Method 2 applies driver growth-rate structures, with weighted driver growth applied to audited baselines. We tune weights to realized outcomes, updating them when drivers rebase or unexpected shocks occur.

Triangulation tools include Product Category Analysis, n-per-Population intensity, and Economic Envelope guardrails. Our outputs include value, volume, installed base, and price scenarios with confidence bands.

7. Accuracy & QC

Regression accuracy is monitored using MAPE supported by residual diagnostics and stability reviews. Growth-rate models are validated through correlation checks and backtests, with tolerance bands set according to category volatility. Reconciliation ensures closure of apparent consumption, and we test price corridors alongside FX and capacity constraints. A dual-analyst review is required for all outputs and change logs document the rationale for every revision.

8. Industry-Specific Metrics (Tracked Signals)

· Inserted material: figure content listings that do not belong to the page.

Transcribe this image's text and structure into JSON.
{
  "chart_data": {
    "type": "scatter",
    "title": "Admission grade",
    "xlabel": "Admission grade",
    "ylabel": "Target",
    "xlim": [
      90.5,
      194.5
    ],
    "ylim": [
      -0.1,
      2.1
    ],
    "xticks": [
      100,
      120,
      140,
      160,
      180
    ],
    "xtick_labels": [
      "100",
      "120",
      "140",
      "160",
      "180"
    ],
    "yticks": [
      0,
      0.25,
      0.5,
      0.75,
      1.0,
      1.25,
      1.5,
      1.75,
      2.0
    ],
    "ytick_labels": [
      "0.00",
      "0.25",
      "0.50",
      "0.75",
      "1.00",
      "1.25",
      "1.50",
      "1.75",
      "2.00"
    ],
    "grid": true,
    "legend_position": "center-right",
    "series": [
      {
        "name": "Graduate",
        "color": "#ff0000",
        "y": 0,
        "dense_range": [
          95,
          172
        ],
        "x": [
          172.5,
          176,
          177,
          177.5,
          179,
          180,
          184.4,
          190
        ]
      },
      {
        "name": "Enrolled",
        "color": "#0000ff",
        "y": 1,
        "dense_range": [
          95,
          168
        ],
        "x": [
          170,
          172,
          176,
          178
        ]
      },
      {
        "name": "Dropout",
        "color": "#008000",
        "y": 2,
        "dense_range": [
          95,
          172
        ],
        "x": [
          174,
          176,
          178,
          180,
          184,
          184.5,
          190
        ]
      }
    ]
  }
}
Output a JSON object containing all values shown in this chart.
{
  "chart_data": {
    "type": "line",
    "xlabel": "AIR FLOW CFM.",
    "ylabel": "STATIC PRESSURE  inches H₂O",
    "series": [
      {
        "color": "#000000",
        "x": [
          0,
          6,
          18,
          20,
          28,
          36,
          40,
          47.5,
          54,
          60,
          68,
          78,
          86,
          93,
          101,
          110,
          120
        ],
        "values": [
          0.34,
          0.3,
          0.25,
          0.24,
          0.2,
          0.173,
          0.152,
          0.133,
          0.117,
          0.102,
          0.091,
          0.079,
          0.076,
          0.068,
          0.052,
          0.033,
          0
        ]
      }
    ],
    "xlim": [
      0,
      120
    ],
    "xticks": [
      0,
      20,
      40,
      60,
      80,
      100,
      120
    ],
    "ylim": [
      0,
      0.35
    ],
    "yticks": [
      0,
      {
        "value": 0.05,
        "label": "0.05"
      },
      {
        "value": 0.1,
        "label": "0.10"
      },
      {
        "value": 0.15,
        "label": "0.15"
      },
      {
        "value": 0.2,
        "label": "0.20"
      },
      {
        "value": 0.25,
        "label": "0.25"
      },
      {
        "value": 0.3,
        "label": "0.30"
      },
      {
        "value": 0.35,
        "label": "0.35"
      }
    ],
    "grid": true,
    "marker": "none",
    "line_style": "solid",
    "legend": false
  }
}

  • Subscriber and ARPU trends (mobile, fixed, broadband)
  • 5G/FTTx rollout coverage and spectrum holdings
  • Enterprise spend by category (IaaS/PaaS/SaaS/edge)
  • Churn and net-adds; port-in/out flows
  • Pricing ladders and discount curves
  • Capex intensity and vendor share by domain
  • Cloud region/zone footprint and latency maps
  • Device refresh cycles and installed base ageing
  • Security posture and incident rates
  • Partner/channel tiering and quota coverage
  • RFP/tender dynamics; TCV/ACV splits
  • License vs consumption revenue recognition
  • Support SLAs and renewals
  • Open-source vs commercial adoption
  • Multi-cloud/multi-vendor mix and lock-in risk
  • Peering/interconnect costs and traffic mix
  • Usage metering fidelity and bill-shock guardrails
  • Regulatory fees, USO and compliance costs
  • Edge site density and power/cooling constraints
  • Sustainability targets (PUE, renewable mix)

9. KPI & Formula Reminders

Value = Units × ASP; Installed Base = Σ Shipments − Retirements; Apparent Capacity = Production / Capacity Factor; Brand Share = Brand Value ÷ Category Value; Channel Mix = Channel Revenue ÷ Total; Export–Import Balance = Exports − Imports.

10. Sources & Lineage Examples

UN Comtrade/ITC Trade Map; Eurostat/PRODCOM; US Census/BEA/BLS; OECD; IEA/EIA/USGS/UNCTADstat; FAOSTAT/USDA; FDA/EMA/PMDA/CDSCO; ClinicalTrials.gov/WHO ICTRP; OICA/ACEA/SIAM; EDGAR/SEMI/GSMA/3GPP; EU TED/SAM.gov; public retail signals (filings, store locators, circulars, app stores, public social). Lineage cards display pull dates, access type, transforms, confidence tier, and caveats.

11. Cadence & Deliverables

Quarterly baselines with monthly micro-updates for high-frequency shifts; rapid shock notes for policy/outage/recall/price spikes. Deliverables include executive memo, workbook/models, 16:9 dashboards with lineage, and a change log. Optional: weekly SRAP/PII/RHI tiles for retail.